Während wir zum Wirken und Wesen des Zufalls noch viel sagen werden (Kapitel 11), soll hier der Gesichtspunkt der Selbsterfüllenden Prophezeiung noch abschließend beleuchtet werden. Es sind die unspezifischen (psychologischen) Effekte der Behandlung, die zur (begrüßenswerten) Heilung führen. Die positiven bzw. negativen Erwartungshaltungen der Patienten hatte ich ja schon erwähnt. Vielleicht gehören die „Heilungsrituale“ mit fremdem kulturellen Hintergrund oder gar das Erleben einer invasiven Technik (Nadelung) auch zur Heilungswirkung. Selbst Scheinoperationen erreichen auf manchen Gebieten die Erfolgsquote realer Eingriffe[8]. Von Ethikkommissionen werden Scheinoperationen kritisch bewertet. Sie seien nur dann vertretbar, wenn nur vernachlässigbare Risiken bestehen und der Patient sorgfältig aufgeklärt werde. (Das bereitet Sie schon auf das Kapitel 8 über Paradoxie vor.) Zumindest gibt es auf diesem Gebiet viele Anzeichen für eine klassische Konditionierung: das Erlernen von Reiz-Reaktions-Mustern in der Ausprägung, dass schon ein bestimmter Reiz (Placebo-Gabe) die Reaktion (Heilung) auslöst – ein „Lernen am Erfolg“.

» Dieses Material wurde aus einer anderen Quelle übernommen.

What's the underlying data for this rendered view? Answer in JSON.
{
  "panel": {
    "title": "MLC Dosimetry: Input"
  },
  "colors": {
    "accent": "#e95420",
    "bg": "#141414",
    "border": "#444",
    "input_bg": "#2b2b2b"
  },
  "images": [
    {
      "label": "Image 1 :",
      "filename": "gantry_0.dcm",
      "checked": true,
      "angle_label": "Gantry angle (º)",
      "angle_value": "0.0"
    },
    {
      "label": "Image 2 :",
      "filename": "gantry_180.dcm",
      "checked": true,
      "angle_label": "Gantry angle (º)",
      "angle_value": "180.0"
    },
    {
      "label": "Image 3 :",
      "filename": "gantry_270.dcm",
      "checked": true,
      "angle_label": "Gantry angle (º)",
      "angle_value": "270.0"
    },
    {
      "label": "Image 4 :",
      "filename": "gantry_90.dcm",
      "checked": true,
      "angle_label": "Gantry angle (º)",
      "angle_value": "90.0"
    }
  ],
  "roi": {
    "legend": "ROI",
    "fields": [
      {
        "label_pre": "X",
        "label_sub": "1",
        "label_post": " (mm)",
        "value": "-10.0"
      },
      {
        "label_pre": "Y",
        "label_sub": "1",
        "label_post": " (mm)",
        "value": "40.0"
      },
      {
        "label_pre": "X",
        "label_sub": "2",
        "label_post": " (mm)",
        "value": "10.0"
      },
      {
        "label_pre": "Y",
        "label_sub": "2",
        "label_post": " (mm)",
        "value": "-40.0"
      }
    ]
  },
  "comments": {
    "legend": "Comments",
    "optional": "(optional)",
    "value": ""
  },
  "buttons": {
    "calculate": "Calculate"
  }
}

Und was die „seit Jahrtausenden bewährten“ alternativen Verfahren angeht: Wenn das Alter das einzige Kriterium ist, dann haben sich auch die Hinrichtung von Verbrechern, die Beschneidung von Millionen von kleinen Mädchen und die gesamte Unterdrückung der Frau bewährt. Denn der Volksmund sagt (obwohl das anders gemeint ist): „Alter schützt vor Torheit nicht.“
Triviale Einsichten:
  • Ja zum Heilungsergebnis, nein zum pseudowissenschaftlichen Wirkungszusammenhang.
  • Das Alter eines (Aber-)Glaubens ist kein Beweis für seine Richtigkeit.


[1] Im erweiterten Sinne gehören zum Placebo-Effekt neben wirkstofffreien Medikamenten auch alle anderen therapeutischen Maßnahmen, die ohne naturwissenschaftlichen Nachweis einer spezifischen Wirkung trotzdem eine positive Reaktion am Patienten bewirken können.
[2] Studien haben z. B. ergeben, dass beim Arzt im Schnitt etwa 8 Minuten für das „Patientengespräch“ aufgewendet werden – Diagnose und Therapievorschlag.
[3] GERAC (german acupuncture trials = deutsche Akupunkturstudien) hat 6 Studien im Internet: http://www.gerac.de/.
[4] Wunderheilungen im Unterschied zu Spontanheilungen widersprechen vermeintlich den bekannten Naturgesetzen.
[5] „Miracle Survivors“ in FORTUNE 2.3.2009.
[6] Etymologie (von altgriech. étymos = wirklich, echt und -logie = die Lehre von etwas) ist ein Wissenschaftszweig der historischen Linguistik.
[7] Lateinisch: circulus vitiosus (oft auch umgangssprachlich verwendet), wörtlich: fehlerhafter Kreis.
[8] Jörg Blech: Schattenseite der Medizin, DER SPIEGEL 35/2005, 29.08.2005, S. 132 und Oliver Wittkowski: Fortschritte bei der Placebo-Forschung, SWR Fernsehen (Odysso - Wissen entdecken), 15.11.2007, 22:00.